По каменным лестницам они спустились в корчму. Хозяин бросился к ним навстречу со словами.

– Здравствуйте дорогие гости, заждались вас. Все уже готово. Лучший столик с видом на Босфор.

– Шумно у тебя сегодня и многолюдно, – заметил Иблис.

– Прикажете очистить помещение, – спросил хозяин, – это генуэзцы.

– Ну что ты, пусть гуляют люди. А мы с товарищем тоже приобщимся к чужому веселью.


На столе, к которому привел их хозяин, стоял огромный глиняный кувшин, два высоких кубка и большое блюдо, полное дымящихся креветок. Кубки хозяин наполнил собственноручно.

– Будем здоровы и веселы, – сказал, усаживаясь Иблис, и взялся за кубок. Али последовал его примеру.

– Это венецианцы, – выпив вино, сказал Иблис, вытирая рот рукавом сутаны, – корчмарь ошибся. Они вытеснили из Византии пизанцев и генуэзцев. Они главные бенефициарии падения Константинополя. Теперь вся морская торговля на Средиземном море в их руках. Венецианский дож финансировал многие крестовые походы.

Иблис говорил громко, пожалуй, даже нарочито громко. Али видел, что венецианцы, сидевшие за соседним столом, стали прислушиваться к их разговору.
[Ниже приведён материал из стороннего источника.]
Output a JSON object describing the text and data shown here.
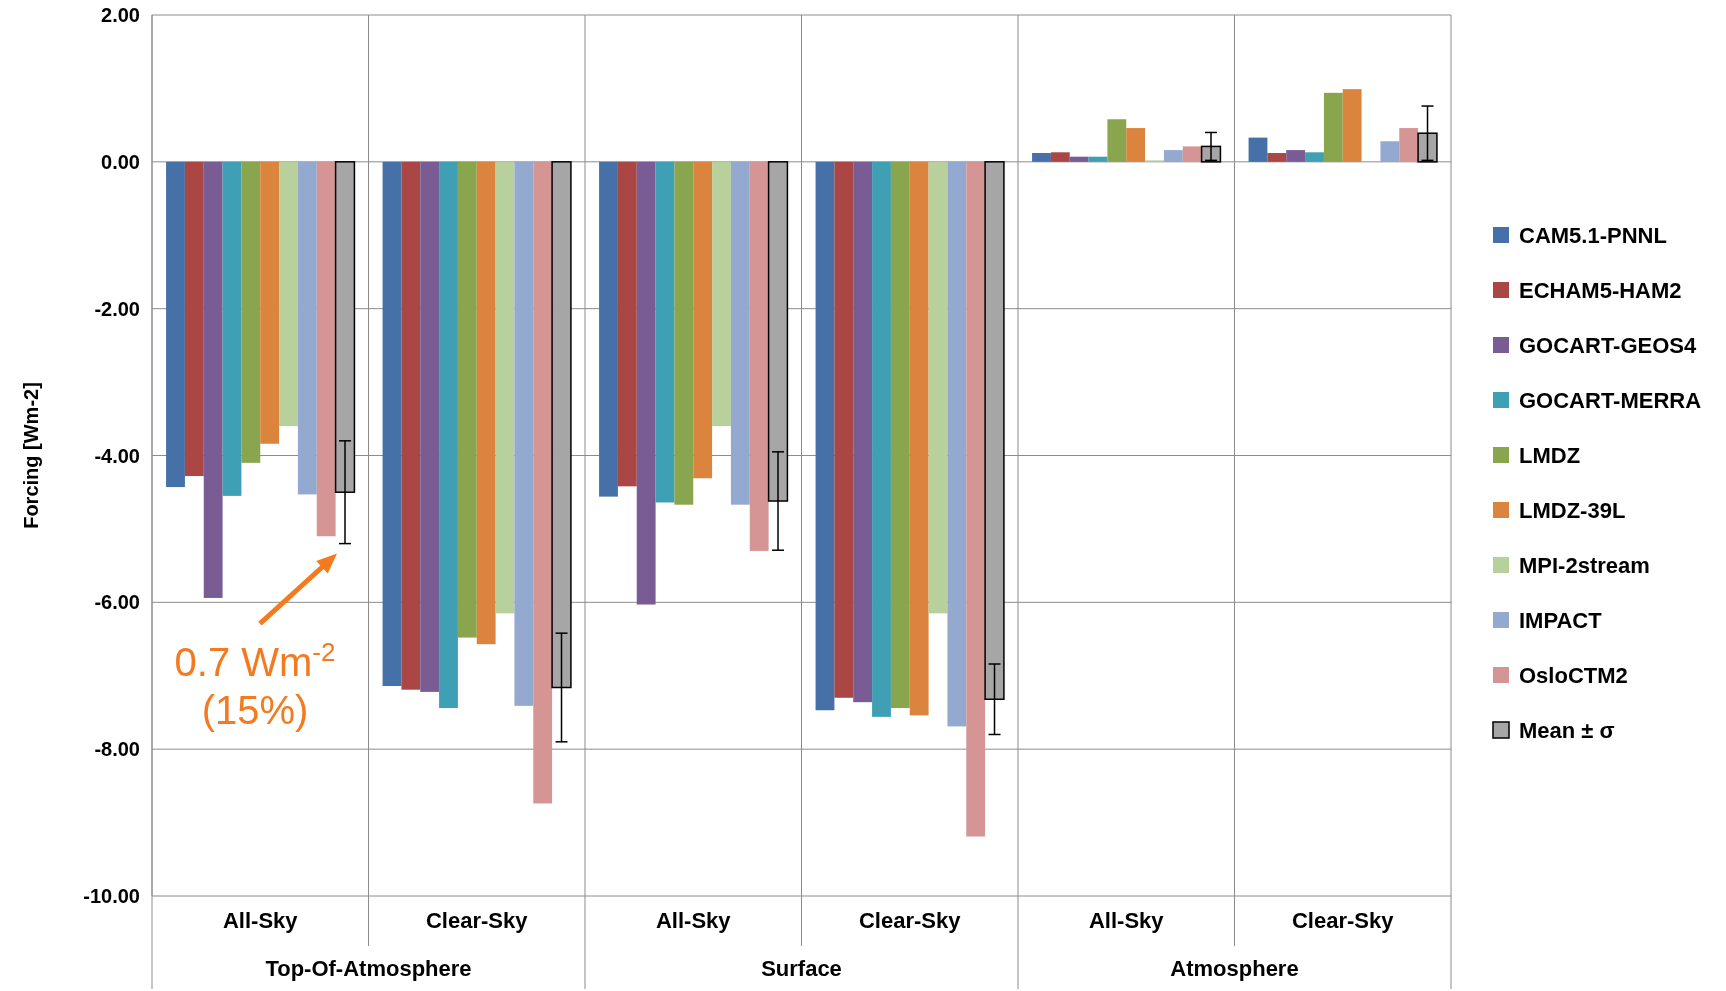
{
  "chart_data": {
    "type": "bar",
    "ylabel": "Forcing [Wm-2]",
    "categories": [
      "All-Sky",
      "Clear-Sky",
      "All-Sky",
      "Clear-Sky",
      "All-Sky",
      "Clear-Sky"
    ],
    "series": [
      {
        "name": "CAM5.1-PNNL",
        "color": "#4670a8",
        "values": [
          -4.43,
          -7.14,
          -4.56,
          -7.47,
          0.12,
          0.33
        ]
      },
      {
        "name": "ECHAM5-HAM2",
        "color": "#aa4643",
        "values": [
          -4.28,
          -7.19,
          -4.42,
          -7.3,
          0.13,
          0.12
        ]
      },
      {
        "name": "GOCART-GEOS4",
        "color": "#7a5c95",
        "values": [
          -5.94,
          -7.22,
          -6.03,
          -7.36,
          0.07,
          0.16
        ]
      },
      {
        "name": "GOCART-MERRA",
        "color": "#3fa0b5",
        "values": [
          -4.55,
          -7.44,
          -4.64,
          -7.56,
          0.07,
          0.13
        ]
      },
      {
        "name": "LMDZ",
        "color": "#89a54e",
        "values": [
          -4.1,
          -6.48,
          -4.67,
          -7.44,
          0.58,
          0.94
        ]
      },
      {
        "name": "LMDZ-39L",
        "color": "#db843d",
        "values": [
          -3.84,
          -6.57,
          -4.31,
          -7.54,
          0.46,
          0.99
        ]
      },
      {
        "name": "MPI-2stream",
        "color": "#b8d19c",
        "values": [
          -3.6,
          -6.15,
          -3.6,
          -6.15,
          0.02,
          0
        ]
      },
      {
        "name": "IMPACT",
        "color": "#93a9d0",
        "values": [
          -4.53,
          -7.41,
          -4.67,
          -7.69,
          0.16,
          0.28
        ]
      },
      {
        "name": "OsloCTM2",
        "color": "#d69595",
        "values": [
          -5.1,
          -8.74,
          -5.3,
          -9.19,
          0.21,
          0.46
        ]
      },
      {
        "name": "Mean ± σ",
        "color": "#a6a6a6",
        "values": [
          -4.5,
          -7.16,
          -4.62,
          -7.32,
          0.21,
          0.39
        ],
        "errors": [
          0.7,
          0.74,
          0.67,
          0.48,
          0.19,
          0.37
        ]
      }
    ],
    "ylim": [
      -10,
      2
    ],
    "yticks": [
      {
        "value": -10,
        "label": "-10.00"
      },
      {
        "value": -8,
        "label": "-8.00"
      },
      {
        "value": -6,
        "label": "-6.00"
      },
      {
        "value": -4,
        "label": "-4.00"
      },
      {
        "value": -2,
        "label": "-2.00"
      },
      {
        "value": 0,
        "label": "0.00"
      },
      {
        "value": 2,
        "label": "2.00"
      }
    ],
    "grid": true,
    "legend": "right",
    "annotations": [
      "Top-Of-Atmosphere",
      "Surface",
      "Atmosphere",
      "0.7 Wm$^{-2}$ (15%)"
    ]
  }
}
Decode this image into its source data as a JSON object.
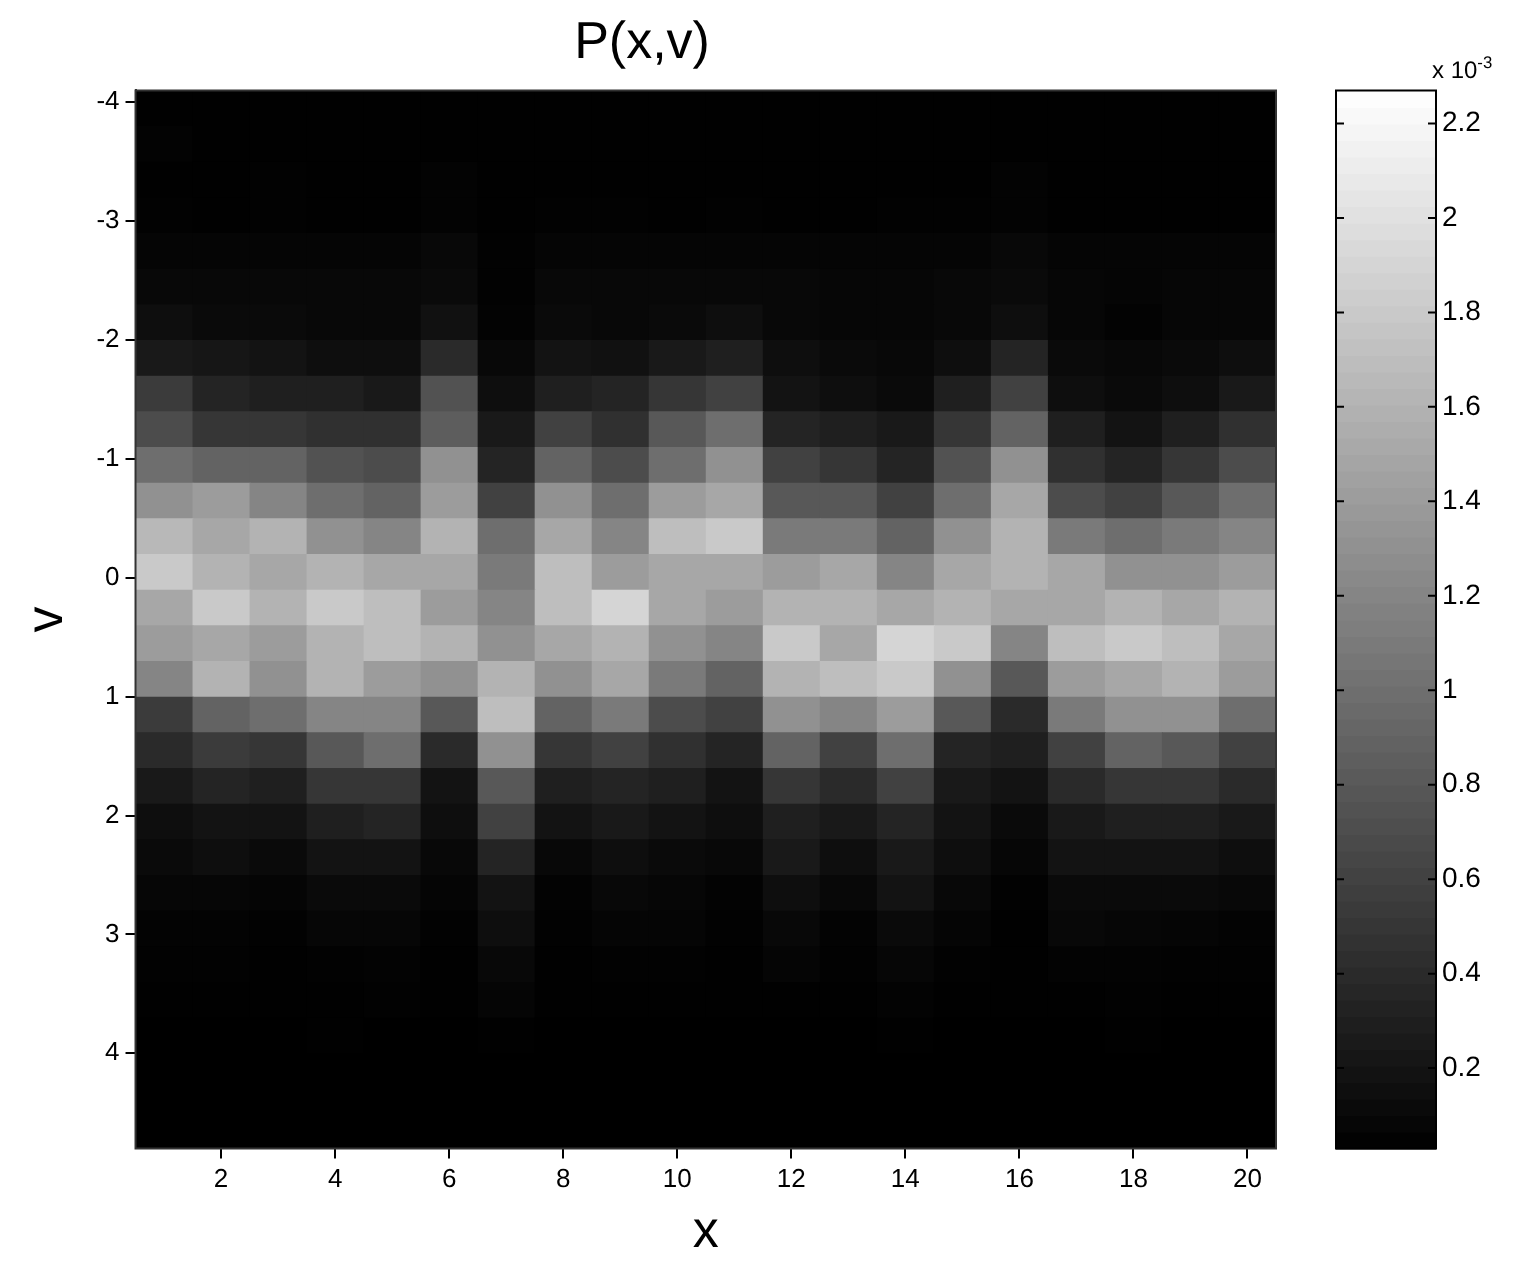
{
  "chart_data": {
    "type": "heatmap",
    "title": "P(x,v)",
    "xlabel": "x",
    "ylabel": "v",
    "clabel": "x 10$^{-3}$",
    "x": [
      1,
      2,
      3,
      4,
      5,
      6,
      7,
      8,
      9,
      10,
      11,
      12,
      13,
      14,
      15,
      16,
      17,
      18,
      19,
      20
    ],
    "y": [
      -3.95,
      -3.65,
      -3.35,
      -3.05,
      -2.75,
      -2.45,
      -2.15,
      -1.85,
      -1.55,
      -1.25,
      -0.95,
      -0.65,
      -0.35,
      -0.05,
      0.25,
      0.55,
      0.85,
      1.15,
      1.45,
      1.75,
      2.05,
      2.35,
      2.65,
      2.95,
      3.25,
      3.55,
      3.85,
      4.15,
      4.45,
      4.75
    ],
    "xlim": [
      0.5,
      20.5
    ],
    "xticks": [
      2,
      4,
      6,
      8,
      10,
      12,
      14,
      16,
      18,
      20
    ],
    "ylim": [
      4.8,
      -4.1
    ],
    "yticks": [
      -4,
      -3,
      -2,
      -1,
      0,
      1,
      2,
      3,
      4
    ],
    "clim": [
      0.03,
      2.27
    ],
    "cticks": [
      0.2,
      0.4,
      0.6,
      0.8,
      1,
      1.2,
      1.4,
      1.6,
      1.8,
      2,
      2.2
    ],
    "cells": [
      [
        0.04,
        0.04,
        0.04,
        0.04,
        0.04,
        0.04,
        0.04,
        0.04,
        0.04,
        0.04,
        0.04,
        0.04,
        0.04,
        0.04,
        0.04,
        0.04,
        0.04,
        0.04,
        0.04,
        0.04
      ],
      [
        0.06,
        0.04,
        0.04,
        0.04,
        0.04,
        0.04,
        0.04,
        0.04,
        0.04,
        0.04,
        0.04,
        0.04,
        0.04,
        0.04,
        0.04,
        0.04,
        0.04,
        0.04,
        0.04,
        0.04
      ],
      [
        0.04,
        0.04,
        0.05,
        0.04,
        0.04,
        0.06,
        0.04,
        0.04,
        0.04,
        0.04,
        0.04,
        0.04,
        0.04,
        0.04,
        0.04,
        0.06,
        0.04,
        0.04,
        0.04,
        0.04
      ],
      [
        0.05,
        0.04,
        0.05,
        0.04,
        0.04,
        0.06,
        0.04,
        0.05,
        0.05,
        0.04,
        0.05,
        0.04,
        0.04,
        0.05,
        0.05,
        0.06,
        0.04,
        0.04,
        0.04,
        0.04
      ],
      [
        0.07,
        0.07,
        0.07,
        0.07,
        0.07,
        0.1,
        0.05,
        0.07,
        0.07,
        0.07,
        0.07,
        0.07,
        0.07,
        0.07,
        0.07,
        0.1,
        0.07,
        0.07,
        0.07,
        0.07
      ],
      [
        0.1,
        0.1,
        0.1,
        0.1,
        0.1,
        0.12,
        0.05,
        0.1,
        0.1,
        0.1,
        0.1,
        0.1,
        0.08,
        0.08,
        0.1,
        0.12,
        0.08,
        0.07,
        0.08,
        0.08
      ],
      [
        0.15,
        0.12,
        0.12,
        0.1,
        0.1,
        0.18,
        0.06,
        0.12,
        0.1,
        0.12,
        0.15,
        0.1,
        0.08,
        0.08,
        0.1,
        0.15,
        0.08,
        0.06,
        0.08,
        0.08
      ],
      [
        0.25,
        0.22,
        0.2,
        0.15,
        0.15,
        0.4,
        0.1,
        0.2,
        0.18,
        0.25,
        0.3,
        0.15,
        0.12,
        0.1,
        0.15,
        0.35,
        0.12,
        0.1,
        0.12,
        0.15
      ],
      [
        0.55,
        0.35,
        0.3,
        0.3,
        0.25,
        0.75,
        0.15,
        0.3,
        0.35,
        0.5,
        0.6,
        0.2,
        0.15,
        0.12,
        0.3,
        0.6,
        0.15,
        0.12,
        0.15,
        0.25
      ],
      [
        0.7,
        0.5,
        0.5,
        0.45,
        0.45,
        0.85,
        0.25,
        0.6,
        0.45,
        0.8,
        1.0,
        0.35,
        0.3,
        0.25,
        0.5,
        0.9,
        0.3,
        0.2,
        0.3,
        0.45
      ],
      [
        1.0,
        0.9,
        0.9,
        0.75,
        0.7,
        1.3,
        0.35,
        0.9,
        0.7,
        1.0,
        1.3,
        0.6,
        0.5,
        0.35,
        0.75,
        1.3,
        0.45,
        0.35,
        0.5,
        0.7
      ],
      [
        1.3,
        1.4,
        1.2,
        1.0,
        0.9,
        1.4,
        0.6,
        1.3,
        1.0,
        1.4,
        1.5,
        0.8,
        0.8,
        0.6,
        1.0,
        1.5,
        0.7,
        0.6,
        0.8,
        1.0
      ],
      [
        1.65,
        1.5,
        1.6,
        1.3,
        1.2,
        1.6,
        1.0,
        1.5,
        1.2,
        1.7,
        1.8,
        1.1,
        1.1,
        0.9,
        1.3,
        1.6,
        1.1,
        1.0,
        1.1,
        1.2
      ],
      [
        1.8,
        1.6,
        1.5,
        1.6,
        1.5,
        1.5,
        1.1,
        1.7,
        1.4,
        1.5,
        1.5,
        1.4,
        1.5,
        1.2,
        1.5,
        1.6,
        1.5,
        1.3,
        1.3,
        1.4
      ],
      [
        1.5,
        1.8,
        1.6,
        1.8,
        1.7,
        1.4,
        1.2,
        1.7,
        1.9,
        1.5,
        1.4,
        1.6,
        1.6,
        1.5,
        1.6,
        1.5,
        1.5,
        1.6,
        1.5,
        1.6
      ],
      [
        1.4,
        1.5,
        1.4,
        1.6,
        1.7,
        1.6,
        1.3,
        1.5,
        1.6,
        1.3,
        1.2,
        1.8,
        1.5,
        1.9,
        1.8,
        1.2,
        1.7,
        1.8,
        1.7,
        1.5
      ],
      [
        1.2,
        1.6,
        1.3,
        1.6,
        1.4,
        1.3,
        1.6,
        1.3,
        1.5,
        1.1,
        0.9,
        1.6,
        1.7,
        1.8,
        1.3,
        0.8,
        1.4,
        1.5,
        1.6,
        1.4
      ],
      [
        0.55,
        0.9,
        1.0,
        1.2,
        1.2,
        0.8,
        1.7,
        0.9,
        1.1,
        0.7,
        0.6,
        1.3,
        1.2,
        1.4,
        0.8,
        0.4,
        1.1,
        1.3,
        1.3,
        1.0
      ],
      [
        0.4,
        0.55,
        0.5,
        0.8,
        1.0,
        0.4,
        1.3,
        0.5,
        0.6,
        0.45,
        0.35,
        0.9,
        0.6,
        1.0,
        0.35,
        0.3,
        0.6,
        0.9,
        0.8,
        0.6
      ],
      [
        0.25,
        0.35,
        0.3,
        0.5,
        0.5,
        0.2,
        0.8,
        0.3,
        0.35,
        0.3,
        0.2,
        0.5,
        0.4,
        0.6,
        0.25,
        0.2,
        0.4,
        0.5,
        0.5,
        0.4
      ],
      [
        0.15,
        0.2,
        0.2,
        0.3,
        0.35,
        0.15,
        0.6,
        0.2,
        0.25,
        0.2,
        0.15,
        0.3,
        0.25,
        0.35,
        0.2,
        0.12,
        0.25,
        0.3,
        0.3,
        0.25
      ],
      [
        0.12,
        0.15,
        0.12,
        0.2,
        0.2,
        0.1,
        0.35,
        0.1,
        0.15,
        0.12,
        0.1,
        0.25,
        0.15,
        0.25,
        0.15,
        0.08,
        0.2,
        0.2,
        0.2,
        0.15
      ],
      [
        0.08,
        0.08,
        0.07,
        0.12,
        0.12,
        0.07,
        0.2,
        0.06,
        0.1,
        0.08,
        0.06,
        0.15,
        0.1,
        0.2,
        0.1,
        0.05,
        0.12,
        0.12,
        0.12,
        0.1
      ],
      [
        0.06,
        0.06,
        0.05,
        0.08,
        0.08,
        0.05,
        0.15,
        0.05,
        0.07,
        0.07,
        0.05,
        0.1,
        0.06,
        0.12,
        0.07,
        0.04,
        0.1,
        0.08,
        0.07,
        0.06
      ],
      [
        0.05,
        0.05,
        0.04,
        0.05,
        0.06,
        0.04,
        0.1,
        0.04,
        0.05,
        0.05,
        0.04,
        0.07,
        0.05,
        0.08,
        0.05,
        0.04,
        0.06,
        0.06,
        0.05,
        0.05
      ],
      [
        0.04,
        0.04,
        0.04,
        0.04,
        0.05,
        0.04,
        0.07,
        0.04,
        0.04,
        0.04,
        0.04,
        0.04,
        0.04,
        0.06,
        0.04,
        0.04,
        0.04,
        0.05,
        0.04,
        0.04
      ],
      [
        0.03,
        0.03,
        0.03,
        0.04,
        0.03,
        0.03,
        0.04,
        0.03,
        0.03,
        0.03,
        0.03,
        0.03,
        0.03,
        0.04,
        0.03,
        0.03,
        0.03,
        0.04,
        0.03,
        0.03
      ],
      [
        0.03,
        0.03,
        0.03,
        0.03,
        0.03,
        0.03,
        0.03,
        0.03,
        0.03,
        0.03,
        0.03,
        0.03,
        0.03,
        0.03,
        0.03,
        0.03,
        0.03,
        0.03,
        0.03,
        0.03
      ],
      [
        0.03,
        0.03,
        0.03,
        0.03,
        0.03,
        0.03,
        0.03,
        0.03,
        0.03,
        0.03,
        0.03,
        0.03,
        0.03,
        0.03,
        0.03,
        0.03,
        0.03,
        0.03,
        0.03,
        0.03
      ],
      [
        0.03,
        0.03,
        0.03,
        0.03,
        0.03,
        0.03,
        0.03,
        0.03,
        0.03,
        0.03,
        0.03,
        0.03,
        0.03,
        0.03,
        0.03,
        0.03,
        0.03,
        0.03,
        0.03,
        0.03
      ]
    ]
  }
}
– И гибель города Зары, тоже на его совести, – добавил Иблис.

– Но здесь не только купцы, – заметил Али, – здесь есть и крестоносцы.

– Верно, трое дворян из французского гарнизона. Ты хочешь вспомнить былое?

– А кроме креветок нам ничего не подадут? – спросил Али.

– Ты же не будешь есть свинину?

– Наверное, у них есть рыба. Константинополь – морской город.

– Всю рыбу сожрали крестоносцы, – сказал Иблис.

– Похоже, ты их не очень жалуешь?

– Кто же любит конкурентов. По части смертоубийств, истребления людей они давно меня заткнули за пояс.

– Но ты шутишь насчет рыбы?

– Как это ни смешно, мой дорогой факих, но нет, не шучу. Крестоносцы захватили этот город девять лет назад. Три дня, в течение, которых шло разграбления города, отбросили его назад во времени на десятилетия. Система жизнеобеспечения города вещь достаточно сложная. Фактории были разграблены, их хозяева убиты. Не скоро все налаживается. Торговля, связи, поставщики, покупатели. К этому кабаку раньше подходила мраморная лестница. Где она сейчас? Выломали и увезли. Какой-нибудь лотарингский барон выложил ею дорогу в нужник у себя в поместье.

– Так как насчет рыбы? – перебил его Али.

– Чем тебе это не рыба? – Иблис указал на блюдо с креветками. – Тоже морепродукт.

– Это не рыба, это моллюск, – возразил Али.

– Я вижу ты и в биологии силен, молодец. А рыбу мы сейчас закажем.

Иблис подозвал хозяина и, не говоря ни слова, взглянул на него.

– Сожалею, благородные господа, – в отчаянии сказал хозяин, – но рыбы нет.

– Что я тебе говорил, – сказал Иблис, – ешь креветки, они полезные.

Он наполнил чаши вином.

– Хлеб-то есть, – спросил Али, – сыр, оливки?

Хозяин взглянул на Иблиса, тот кивнул.

– Неси, – сказал тот, – уважим гостя.

– Чокнемся, – сказал Иблис.

Но Али, словно не слыша, осушил свой кубок. Иблис хмыкнул и выпил.

– Гнушаешься, – сказал он, поставив со стуком кубок.